The Museum of Science and Industry in Tampa is closing its IMAX theater and some other exhibits as it moves into a smaller space on its current grounds near the University of South Florida, with an eye on a possible move downtown.
The changes will start in August and will come with a lower ticket price, though the actual cost has not been released.
The new "Science Learning Lab" will be located in the 40,000 square-foot building currently occupied by the Museum's Welcome Center and the Kids In Charge exhibit.
Museum officials say the changes will make MOSI more financially sustainable by lowering maintenance, utilities and operations costs.
"It's largely an economic decision, we wanted to get MOSI into a sustainable business model - by that I mean one that breaks even," incoming MOSI Board Chair Robert Thomas said. "If we stay in this space, we have an inherent economic problem because our overhead continues to increase, our attendance and our earned revenue continue to go down. It's not economically tenable for us to stay in this space because the overhead is just a crushing burden for us to try to overcome."
MOSI will continue offering its Summer Science Camps and its Cardboard Space Adventures exhibit is scheduled to open Memorial Day weekend.
Then, the museum will close August 13 - around when children return to school - and reopen later this fall.
After the reconfiguration, the center will still have more than 100 hands-on exhibits, including the Idea Zone, planetarium, ropes course and lunar simulation.
"Staff is in the process of prioritizing the most popular and most effective exhibits that exist in MOSI now, and (deciding) which ones will move to the Science Learning Lab," Thomas said. "It's a smaller footprint, so some of the stuff will be phased out. There's also new things that will be brought in as well, so it's kind of prioritizing what the most popular, most effective teaching exhibits are and moving those."
However, one thing that won't operate any more is the IMAX Dome, which once showed documentaries shot especially for the larger screen format, along with a mix of big budget films.
"The IMAX Dome is technically obsolete," Thomas said. "The production of film-based IMAX films is obsolete. The move to convert from the film format to a digital format, which is what all new IMAX products are, is cost-prohibitive, very expensive."

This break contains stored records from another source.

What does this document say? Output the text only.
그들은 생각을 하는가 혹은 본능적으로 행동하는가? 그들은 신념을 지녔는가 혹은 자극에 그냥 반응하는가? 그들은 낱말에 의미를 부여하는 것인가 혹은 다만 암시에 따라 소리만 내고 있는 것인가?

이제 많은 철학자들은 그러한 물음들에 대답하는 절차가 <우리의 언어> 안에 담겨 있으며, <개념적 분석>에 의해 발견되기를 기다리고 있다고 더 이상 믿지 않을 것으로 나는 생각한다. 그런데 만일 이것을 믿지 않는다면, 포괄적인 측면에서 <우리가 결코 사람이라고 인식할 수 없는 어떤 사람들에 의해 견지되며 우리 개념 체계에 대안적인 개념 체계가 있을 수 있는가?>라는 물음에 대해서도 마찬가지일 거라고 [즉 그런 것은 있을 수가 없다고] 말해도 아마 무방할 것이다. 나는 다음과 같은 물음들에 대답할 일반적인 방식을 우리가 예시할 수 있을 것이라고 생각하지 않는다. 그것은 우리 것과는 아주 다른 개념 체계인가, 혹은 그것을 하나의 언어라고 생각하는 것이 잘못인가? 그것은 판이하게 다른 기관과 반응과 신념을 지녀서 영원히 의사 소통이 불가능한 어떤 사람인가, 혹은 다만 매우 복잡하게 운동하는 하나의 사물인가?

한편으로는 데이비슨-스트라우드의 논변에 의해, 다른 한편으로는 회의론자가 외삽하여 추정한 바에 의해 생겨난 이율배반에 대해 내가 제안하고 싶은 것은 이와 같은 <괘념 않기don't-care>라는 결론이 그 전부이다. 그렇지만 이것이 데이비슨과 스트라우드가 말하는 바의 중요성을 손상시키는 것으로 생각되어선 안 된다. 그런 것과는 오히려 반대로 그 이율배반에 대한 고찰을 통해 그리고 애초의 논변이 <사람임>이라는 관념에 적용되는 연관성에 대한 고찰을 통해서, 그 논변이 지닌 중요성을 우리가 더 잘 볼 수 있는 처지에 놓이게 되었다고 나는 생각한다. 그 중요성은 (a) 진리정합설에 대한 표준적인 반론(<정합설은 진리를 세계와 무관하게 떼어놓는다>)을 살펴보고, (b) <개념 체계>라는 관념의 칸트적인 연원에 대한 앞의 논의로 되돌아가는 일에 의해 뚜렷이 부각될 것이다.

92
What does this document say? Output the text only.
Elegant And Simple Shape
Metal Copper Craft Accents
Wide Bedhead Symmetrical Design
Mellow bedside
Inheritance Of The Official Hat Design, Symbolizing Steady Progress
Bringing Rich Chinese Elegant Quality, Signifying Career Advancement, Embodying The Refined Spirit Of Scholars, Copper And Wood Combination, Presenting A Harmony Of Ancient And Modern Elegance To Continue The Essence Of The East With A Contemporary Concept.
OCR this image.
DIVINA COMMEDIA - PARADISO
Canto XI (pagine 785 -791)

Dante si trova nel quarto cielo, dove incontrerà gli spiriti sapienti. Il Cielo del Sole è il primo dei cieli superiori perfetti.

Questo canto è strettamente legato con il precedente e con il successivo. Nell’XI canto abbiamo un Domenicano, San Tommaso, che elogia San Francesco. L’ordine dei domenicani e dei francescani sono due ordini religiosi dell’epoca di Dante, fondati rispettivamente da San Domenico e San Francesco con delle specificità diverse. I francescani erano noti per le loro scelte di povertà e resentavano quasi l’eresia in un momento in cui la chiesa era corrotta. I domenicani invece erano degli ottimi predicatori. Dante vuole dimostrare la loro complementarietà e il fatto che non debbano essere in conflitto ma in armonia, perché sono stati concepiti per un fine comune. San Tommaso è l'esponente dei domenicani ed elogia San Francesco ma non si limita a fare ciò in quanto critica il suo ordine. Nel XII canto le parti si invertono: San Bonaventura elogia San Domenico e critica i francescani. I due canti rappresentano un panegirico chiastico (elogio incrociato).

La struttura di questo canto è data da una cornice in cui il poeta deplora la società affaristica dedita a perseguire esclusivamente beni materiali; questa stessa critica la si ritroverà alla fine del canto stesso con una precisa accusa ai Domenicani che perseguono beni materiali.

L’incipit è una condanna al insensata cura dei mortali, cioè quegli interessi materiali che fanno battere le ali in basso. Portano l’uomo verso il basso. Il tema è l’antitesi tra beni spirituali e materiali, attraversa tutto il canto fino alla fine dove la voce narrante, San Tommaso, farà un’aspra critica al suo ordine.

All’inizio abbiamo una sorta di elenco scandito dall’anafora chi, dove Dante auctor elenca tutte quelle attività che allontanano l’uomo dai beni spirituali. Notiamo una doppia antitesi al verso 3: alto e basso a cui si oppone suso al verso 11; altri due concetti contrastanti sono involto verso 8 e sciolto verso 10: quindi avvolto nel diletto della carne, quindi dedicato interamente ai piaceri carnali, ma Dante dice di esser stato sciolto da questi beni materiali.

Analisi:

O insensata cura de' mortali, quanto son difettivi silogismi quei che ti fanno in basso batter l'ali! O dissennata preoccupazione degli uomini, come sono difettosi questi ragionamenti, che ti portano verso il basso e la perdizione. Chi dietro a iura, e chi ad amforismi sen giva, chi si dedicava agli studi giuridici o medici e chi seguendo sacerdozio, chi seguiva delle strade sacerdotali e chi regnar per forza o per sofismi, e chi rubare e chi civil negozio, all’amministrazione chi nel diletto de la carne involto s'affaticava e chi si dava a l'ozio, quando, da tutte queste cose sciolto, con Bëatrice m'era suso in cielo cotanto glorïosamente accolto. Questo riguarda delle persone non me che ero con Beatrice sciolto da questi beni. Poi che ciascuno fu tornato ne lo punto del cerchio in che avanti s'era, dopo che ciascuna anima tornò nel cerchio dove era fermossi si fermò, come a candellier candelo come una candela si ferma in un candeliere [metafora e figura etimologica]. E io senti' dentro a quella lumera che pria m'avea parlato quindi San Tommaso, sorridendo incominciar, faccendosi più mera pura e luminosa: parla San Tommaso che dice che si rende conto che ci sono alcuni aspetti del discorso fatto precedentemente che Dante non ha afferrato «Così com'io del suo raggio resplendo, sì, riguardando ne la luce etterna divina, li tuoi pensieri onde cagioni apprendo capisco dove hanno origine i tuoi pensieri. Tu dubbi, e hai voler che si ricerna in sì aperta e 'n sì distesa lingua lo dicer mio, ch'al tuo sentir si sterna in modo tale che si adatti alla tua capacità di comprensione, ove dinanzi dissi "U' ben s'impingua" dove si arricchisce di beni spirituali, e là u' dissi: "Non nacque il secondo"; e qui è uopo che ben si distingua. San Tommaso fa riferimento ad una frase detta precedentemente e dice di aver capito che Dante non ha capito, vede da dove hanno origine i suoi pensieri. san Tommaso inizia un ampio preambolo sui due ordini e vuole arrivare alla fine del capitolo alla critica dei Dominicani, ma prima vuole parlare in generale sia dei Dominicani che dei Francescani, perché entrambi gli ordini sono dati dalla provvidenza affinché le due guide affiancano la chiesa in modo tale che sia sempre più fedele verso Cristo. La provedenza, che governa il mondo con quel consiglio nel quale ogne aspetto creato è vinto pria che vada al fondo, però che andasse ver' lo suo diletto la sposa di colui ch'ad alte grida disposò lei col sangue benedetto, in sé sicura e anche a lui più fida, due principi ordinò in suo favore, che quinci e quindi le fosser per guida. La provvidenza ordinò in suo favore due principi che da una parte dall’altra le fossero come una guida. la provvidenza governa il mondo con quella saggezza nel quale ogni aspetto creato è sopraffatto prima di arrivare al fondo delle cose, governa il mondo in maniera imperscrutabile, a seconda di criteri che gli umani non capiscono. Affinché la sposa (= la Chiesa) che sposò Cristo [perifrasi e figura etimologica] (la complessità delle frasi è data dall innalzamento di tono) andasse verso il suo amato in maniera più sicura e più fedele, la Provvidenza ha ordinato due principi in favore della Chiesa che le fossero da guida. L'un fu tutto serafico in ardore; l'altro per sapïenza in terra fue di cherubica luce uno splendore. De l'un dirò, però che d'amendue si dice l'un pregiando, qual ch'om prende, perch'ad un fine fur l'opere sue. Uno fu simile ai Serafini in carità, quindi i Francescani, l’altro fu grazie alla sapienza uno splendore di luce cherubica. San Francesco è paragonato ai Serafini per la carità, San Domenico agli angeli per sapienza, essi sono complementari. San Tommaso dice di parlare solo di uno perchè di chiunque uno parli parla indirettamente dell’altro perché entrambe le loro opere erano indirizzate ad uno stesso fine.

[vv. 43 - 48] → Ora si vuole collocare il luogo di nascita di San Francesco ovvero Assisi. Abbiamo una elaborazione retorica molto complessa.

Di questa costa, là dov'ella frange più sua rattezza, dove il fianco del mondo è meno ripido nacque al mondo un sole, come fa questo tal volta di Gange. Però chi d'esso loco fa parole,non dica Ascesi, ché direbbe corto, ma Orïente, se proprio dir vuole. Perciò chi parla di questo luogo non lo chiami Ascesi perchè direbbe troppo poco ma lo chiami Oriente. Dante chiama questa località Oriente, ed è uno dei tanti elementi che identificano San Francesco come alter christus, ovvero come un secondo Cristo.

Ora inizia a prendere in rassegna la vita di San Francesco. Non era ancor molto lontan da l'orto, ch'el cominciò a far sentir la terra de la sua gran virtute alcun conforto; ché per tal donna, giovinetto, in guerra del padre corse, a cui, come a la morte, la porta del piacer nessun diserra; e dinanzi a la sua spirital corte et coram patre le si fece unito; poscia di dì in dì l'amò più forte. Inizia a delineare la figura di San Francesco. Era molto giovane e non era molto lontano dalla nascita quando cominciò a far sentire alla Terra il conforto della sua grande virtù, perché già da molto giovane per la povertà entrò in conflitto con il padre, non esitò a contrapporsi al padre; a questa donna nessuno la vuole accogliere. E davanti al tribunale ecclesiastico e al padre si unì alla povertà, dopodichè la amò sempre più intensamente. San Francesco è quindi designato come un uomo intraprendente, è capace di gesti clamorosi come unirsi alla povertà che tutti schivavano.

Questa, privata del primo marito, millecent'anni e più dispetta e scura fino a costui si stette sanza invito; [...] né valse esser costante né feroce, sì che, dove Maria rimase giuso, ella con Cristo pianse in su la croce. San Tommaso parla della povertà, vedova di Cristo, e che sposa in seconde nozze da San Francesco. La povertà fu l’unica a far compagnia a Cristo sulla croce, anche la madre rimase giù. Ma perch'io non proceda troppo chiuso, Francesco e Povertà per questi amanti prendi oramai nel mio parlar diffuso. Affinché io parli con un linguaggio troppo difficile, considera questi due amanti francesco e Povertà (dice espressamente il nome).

Along with the IMAX Dome, MOSI will close the butterfly garden, gift shop, café, and some of its less popular and older exhibits.
"I think we're adjusting our curriculum to target a little bit older client base," Thomas said. "We're going to be adjusting toward more adolescents, eight to 14 year-olds, so the whole re-framing will have a new flavor."
In addition to lower ticket prices, current MOSI members will have time added to their membership for the period the museum is closed for its reconfiguration.
Looking forward, MOSI officials would like to have the center moved downtown around 2022. Thomas would like it to be be part of a "museum row" in downtown Tampa, near attractions like the Florida Aquarium and the Tampa Bay History Center. But that doesn't necessarily mean leaving the current Fowler Avenue location entirely.
"I don't know that it's a complete zero-sum game," Thomas said (hear more of his comments on the downtown location below). "There could be a dual campus, there could be some residual presence here for MOSI, particularly in coordination with the research aspect of the University of South Florida."
As for the building that MOSI is vacating in the summer move, Thomas says the owner - Hillsborough County - will determine what happens to that.
"Hillsborough County's in the process of starting a re-purposing study for the space, so the County will be deciding how to re-purpose this space or whether the space will be eliminated and something new brought in," Thomas said.
One part of the MOSI family definitely knows its future: the MOSI Partnership School, a Hillsborough County Public School that operates in the original museum building, will move out when its contract ends after the 2018 school year.